Shenzen and its environs were certainly were a very different place in the early 1950s, though the Church would have probably been under less subtle control. It was just a dusty village when Bishop Edward Galvin, the founder of the Columbans, was deported from China and crossed the border into Lo Wu on the Hong Kong side.
Columban Fr Aedan McGrath, who was in prison in China from September, 1951 until May of 1954 also tasted freedom upon crossing the border from what is now Shenzhen. He described the scene: “Then we approached the border, a little barbed wire fence. Two or three British policemen, very smart, were on the other side.... A crowd came along, poor women carrying babies and dragging things. Only the poorer type of person would be let into Hong Kong – I mean would be let out of communist China – and possibly, a great number of them were doing spy work. Then we went across Lo Wu Bridge. It was a Sunday afternoon, the first Sunday in May, and I heard the first - after three years- decent word of kindness. “Welcome, Father!” said the British policeman. He brought us into his room, into the beautiful fresh free air and gave us a glass of beer each.” Fr Ambrose Poletti PIME was called from the nearby village of Fanling in Hong Kong’s New Territories. “He came in and gave us coffee and chocolate, a royal welcome. That was the beginning of our freedom.”
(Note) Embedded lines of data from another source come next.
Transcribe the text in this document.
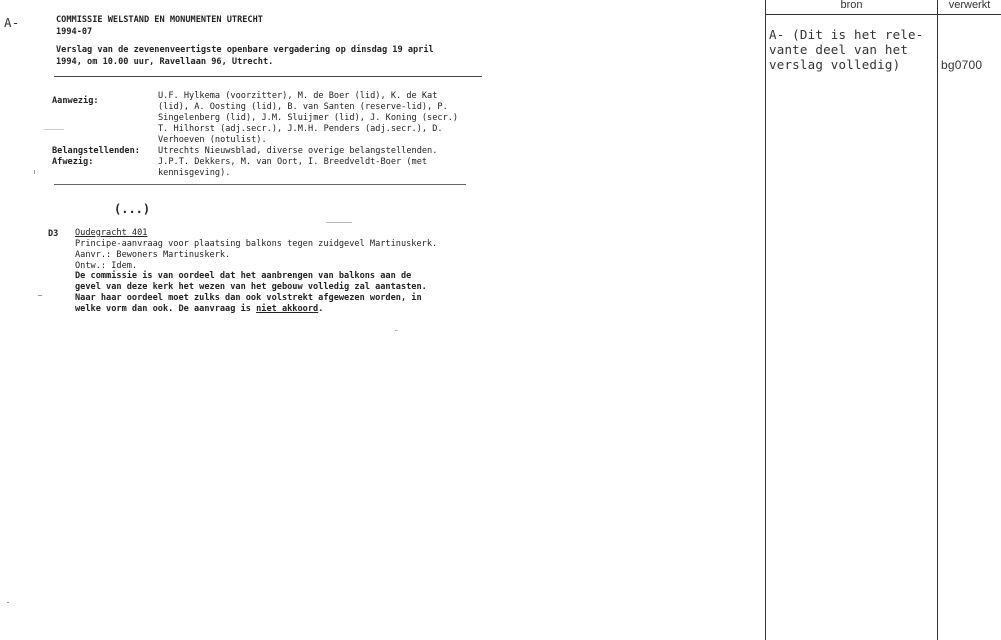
A-	COMMISSIE WELSTAND EN MONUMENTEN UTRECHT
1994-07
Verslag van de zevenenveertigste openbare vergadering op dinsdag 19 april
1994, om 10.00 uur, Ravellaan 96, Utrecht.
Aanwezig:	U.F. Hylkema (voorzitter), M. de Boer (lid), K. de Kat
(lid), A. Oosting (lid), B. van Santen (reserve-lid), P.
Singelenberg (lid), J.M. Sluijmer (lid), J. Koning (secr.)
T. Hilhorst (adj.secr.), J.M.H. Penders (adj.secr.), D.
Verhoeven (notulist).
Belangstellenden: Utrechts Nieuwsblad, diverse overige belangstellenden.
Afwezig:	J.P.T. Dekkers, M. van Oort, I. Breedveldt-Boer (met
kennisgeving).
(...)
D3 Oudegracht 401
Principe-aanvraag voor plaatsing balkons tegen zuidgevel Martinuskerk.
Aanvr.: Bewoners Martinuskerk.
Ontw.: Idem.
De commissie is van oordeel dat het aanbrengen van balkons aan de
gevel van deze kerk het wezen van het gebouw volledig zal aantasten.
Naar haar oordeel moet zulks dan ook volstrekt afgewezen worden, in
welke vorm dan ook. De aanvraag is niet akkoord.
bron	verwerkt
A- (Dit is het rele-
vante deel van het
verslag volledig)	bg0700
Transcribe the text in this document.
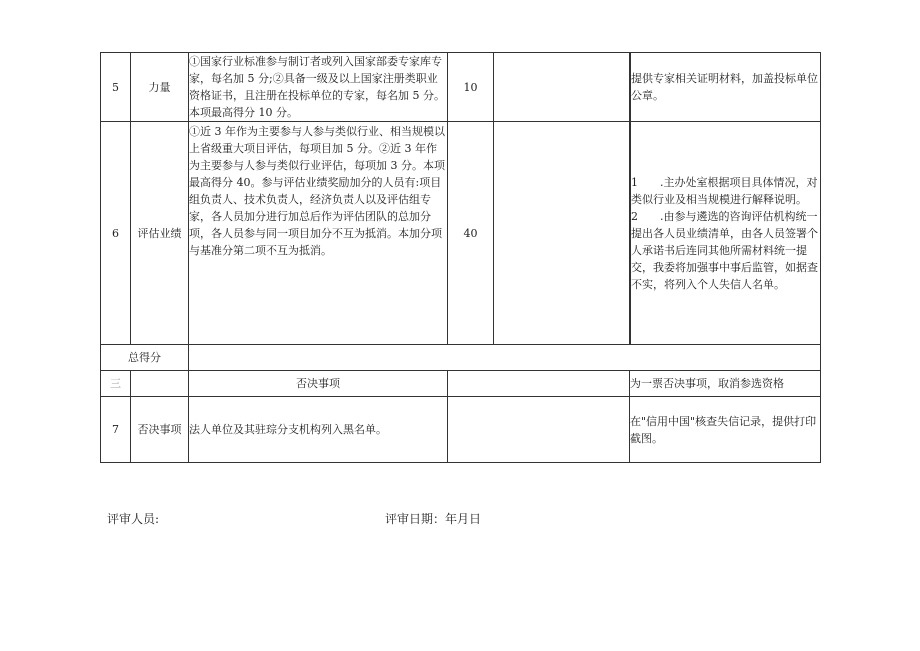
5	力量	①国家行业标准参与制订者或列入国家部委专家库专家，每名加 5 分;②具备一级及以上国家注册类职业资格证书，且注册在投标单位的专家，每名加 5 分。本项最高得分 10 分。	10			提供专家相关证明材料，加盖投标单位公章。
6	评估业绩	①近 3 年作为主要参与人参与类似行业、相当规模以上省级重大项目评估，每项目加 5 分。②近 3 年作为主要参与人参与类似行业评估，每项加 3 分。本项最高得分 40。参与评估业绩奖励加分的人员有:项目组负责人、技术负责人，经济负责人以及评估组专家，各人员加分进行加总后作为评估团队的总加分项，各人员参与同一项目加分不互为抵消。本加分项与基准分第二项不互为抵消。	40			1　　.主办处室根据项目具体情况，对类似行业及相当规模进行解释说明。2　　.由参与遴选的咨询评估机构统一提出各人员业绩清单，由各人员签署个人承诺书后连同其他所需材料统一提交，我委将加强事中事后监管，如据查不实，将列入个人失信人名单。
总得分					
三		否决事项			为一票否决事项，取消参选资格
7	否决事项	法人单位及其驻琮分支机构列入黑名单。			在"信用中国"核查失信记录，提供打印截图。
评审人员:	评审日期：年月日
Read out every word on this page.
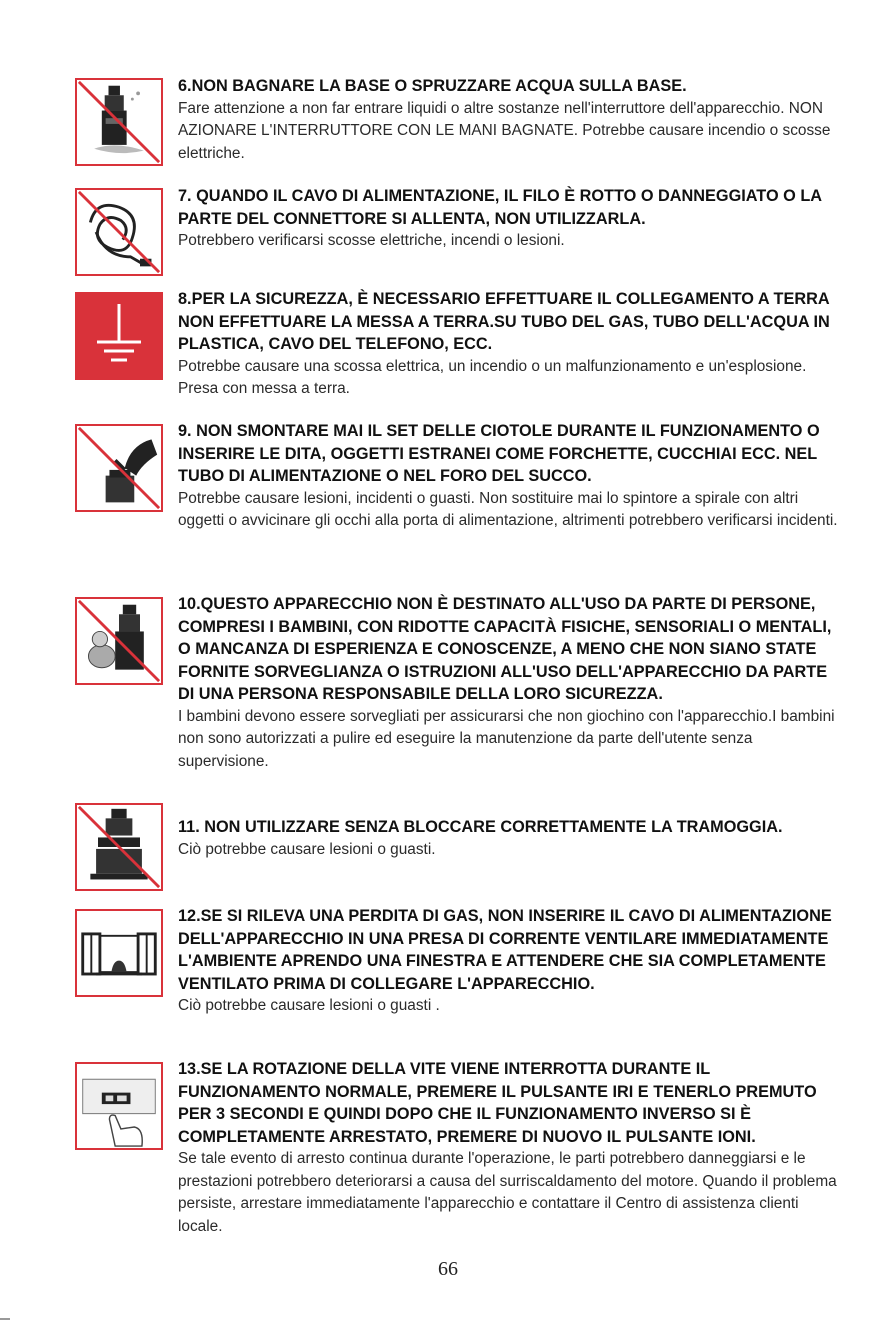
6.NON BAGNARE LA BASE O SPRUZZARE ACQUA SULLA BASE.

Fare attenzione a non far entrare liquidi o altre sostanze nell'interruttore dell'apparecchio. NON AZIONARE L'INTERRUTTORE CON LE MANI BAGNATE. Potrebbe causare incendio o scosse elettriche.

7. QUANDO IL CAVO DI ALIMENTAZIONE, IL FILO È ROTTO O DANNEGGIATO O LA PARTE DEL CONNETTORE SI ALLENTA, NON UTILIZZARLA.

Potrebbero verificarsi scosse elettriche, incendi o lesioni.

8.PER LA SICUREZZA, È NECESSARIO EFFETTUARE IL COLLEGAMENTO A TERRA NON EFFETTUARE LA MESSA A TERRA.SU TUBO DEL GAS, TUBO DELL'ACQUA IN PLASTICA, CAVO DEL TELEFONO, ECC.

Potrebbe causare una scossa elettrica, un incendio o un malfunzionamento e un'esplosione. Presa con messa a terra.

9. NON SMONTARE MAI IL SET DELLE CIOTOLE DURANTE IL FUNZIONAMENTO O INSERIRE LE DITA, OGGETTI ESTRANEI COME FORCHETTE, CUCCHIAI ECC. NEL TUBO DI ALIMENTAZIONE O NEL FORO DEL SUCCO.

Potrebbe causare lesioni, incidenti o guasti. Non sostituire mai lo spintore a spirale con altri oggetti o avvicinare gli occhi alla porta di alimentazione, altrimenti potrebbero verificarsi incidenti.

10.QUESTO APPARECCHIO NON È DESTINATO ALL'USO DA PARTE DI PERSONE, COMPRESI I BAMBINI, CON RIDOTTE CAPACITÀ FISICHE, SENSORIALI O MENTALI, O MANCANZA DI ESPERIENZA E CONOSCENZE, A MENO CHE NON SIANO STATE FORNITE SORVEGLIANZA O ISTRUZIONI ALL'USO DELL'APPARECCHIO DA PARTE DI UNA PERSONA RESPONSABILE DELLA LORO SICUREZZA.

I bambini devono essere sorvegliati per assicurarsi che non giochino con l'apparecchio.I bambini non sono autorizzati a pulire ed eseguire la manutenzione da parte dell'utente senza supervisione.

11. NON UTILIZZARE SENZA BLOCCARE CORRETTAMENTE LA TRAMOGGIA.

Ciò potrebbe causare lesioni o guasti.

12.SE SI RILEVA UNA PERDITA DI GAS, NON INSERIRE IL CAVO DI ALIMENTAZIONE DELL'APPARECCHIO IN UNA PRESA DI CORRENTE VENTILARE IMMEDIATAMENTE L'AMBIENTE APRENDO UNA FINESTRA E ATTENDERE CHE SIA COMPLETAMENTE VENTILATO PRIMA DI COLLEGARE L'APPARECCHIO.

Ciò potrebbe causare lesioni o guasti .

13.SE LA ROTAZIONE DELLA VITE VIENE INTERROTTA DURANTE IL FUNZIONAMENTO NORMALE, PREMERE IL PULSANTE IRI E TENERLO PREMUTO PER 3 SECONDI E QUINDI DOPO CHE IL FUNZIONAMENTO INVERSO SI È COMPLETAMENTE ARRESTATO, PREMERE DI NUOVO IL PULSANTE IONI.

Se tale evento di arresto continua durante l'operazione, le parti potrebbero danneggiarsi e le prestazioni potrebbero deteriorarsi a causa del surriscaldamento del motore. Quando il problema persiste, arrestare immediatamente l'apparecchio e contattare il Centro di assistenza clienti locale.

66
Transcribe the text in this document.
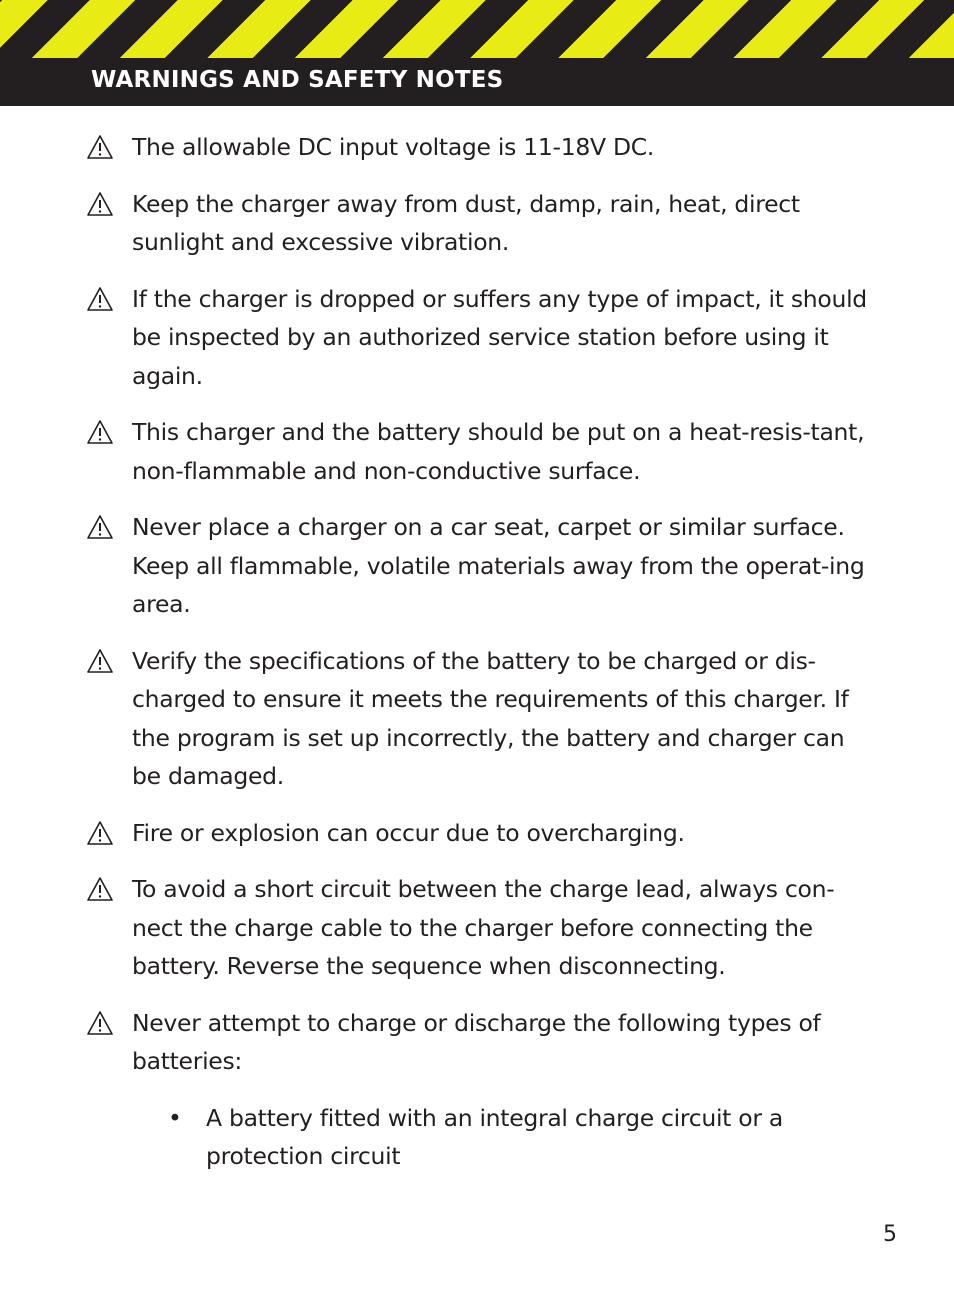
WARNINGS AND SAFETY NOTES
The allowable DC input voltage is 11-18V DC.
Keep the charger away from dust, damp, rain, heat, direct sunlight and excessive vibration.
If the charger is dropped or suffers any type of impact, it should be inspected by an authorized service station before using it again.
This charger and the battery should be put on a heat-resis-tant, non-flammable and non-conductive surface.
Never place a charger on a car seat, carpet or similar surface. Keep all flammable, volatile materials away from the operat-ing area.
Verify the specifications of the battery to be charged or dis-charged to ensure it meets the requirements of this charger. If the program is set up incorrectly, the battery and charger can be damaged.
Fire or explosion can occur due to overcharging.
To avoid a short circuit between the charge lead, always con-nect the charge cable to the charger before connecting the battery. Reverse the sequence when disconnecting.
Never attempt to charge or discharge the following types of batteries:
• A battery fitted with an integral charge circuit or a protection circuit
5
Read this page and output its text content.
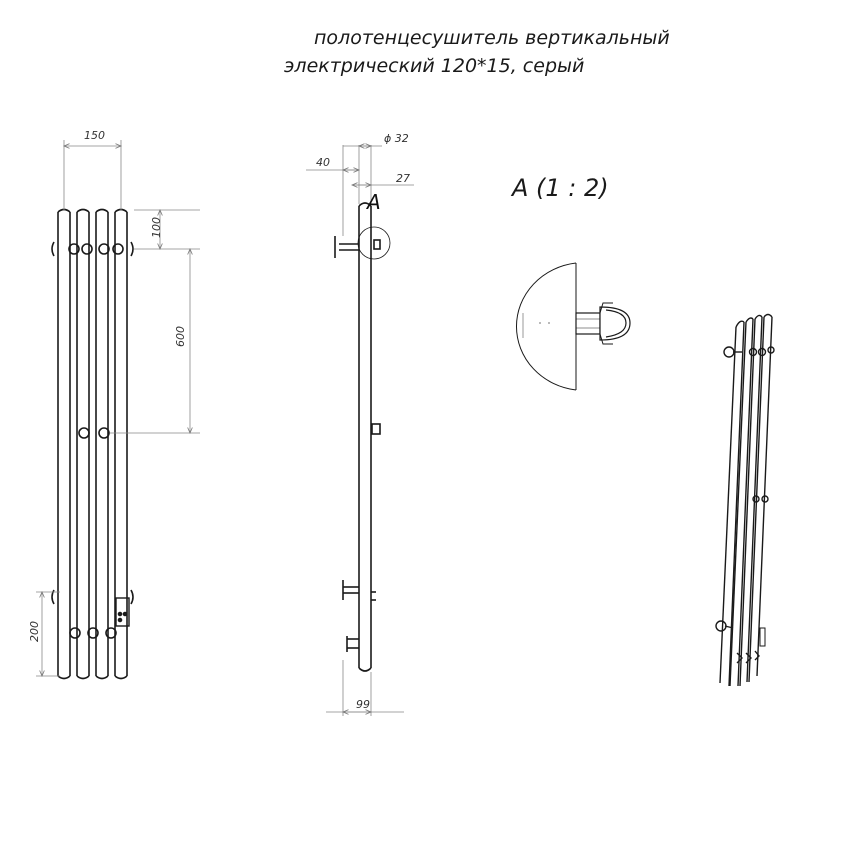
полотенцесушитель вертикальный
электрический 120*15, серый
A (1 : 2)
150
100
600
200
ϕ 32
40
27
99
A
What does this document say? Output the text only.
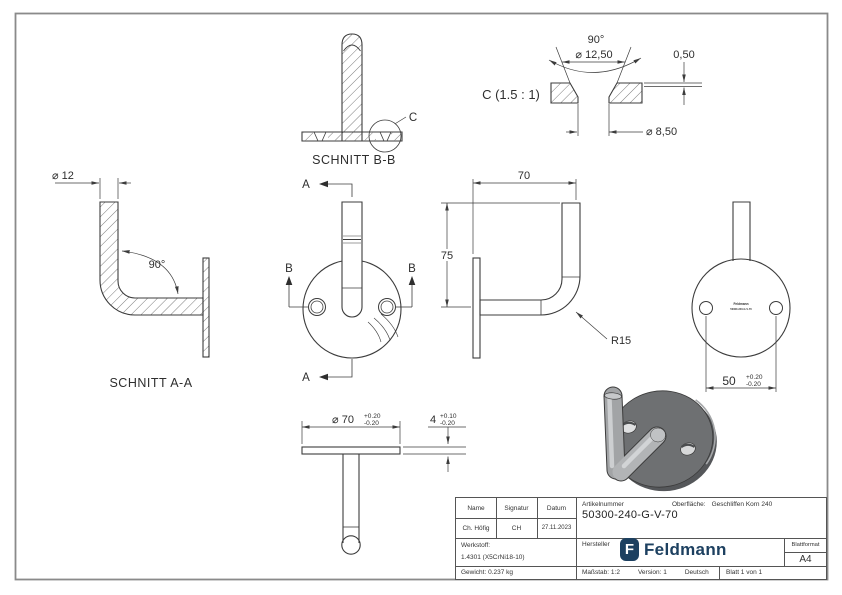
C
SCHNITT B-B
90°
⌀ 12,50	0,50
⌀ 8,50
C (1.5 : 1)
⌀ 12
90°
SCHNITT A-A
A
A
B	B
70
75
R15
Feldmann
50300-240-G-V-70
50 +0.20
-0.20
⌀ 70 +0.20
-0.20	4 +0.10
-0.20
Name	Signatur	Datum
Ch. Höfig	CH	27.11.2023
Artikelnummer
50300-240-G-V-70
Oberfläche: Geschliffen Korn 240
Werkstoff:
1.4301 (X5CrNi18-10)
Hersteller	F Feldmann	Blattformat
A4
Gewicht: 0.237 kg	Maßstab: 1:2	Version: 1	Deutsch	Blatt 1 von 1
Bishop Galvin died in 1956 when Chairman Mao was still consolidating his power. But Fr McGrath lived till 2000, so Shenzhen’s transformation was well underway by that time. But it is easy to imagine both of them shaking their heads at the glitzy shopping malls on the Shenzhen side of the border. It even easier to imagine a certain joyful satisfaction that there are vibrant Catholic communities in the new Shenzhen, But at the same time, there would be exasperation that, despite all the development, growth and economic liberalization, there are not more of worshipping communities and that some officials still feel an excessive need to control them.
Fr John Burger SSC is currently on the General Council of the Columban Fathers.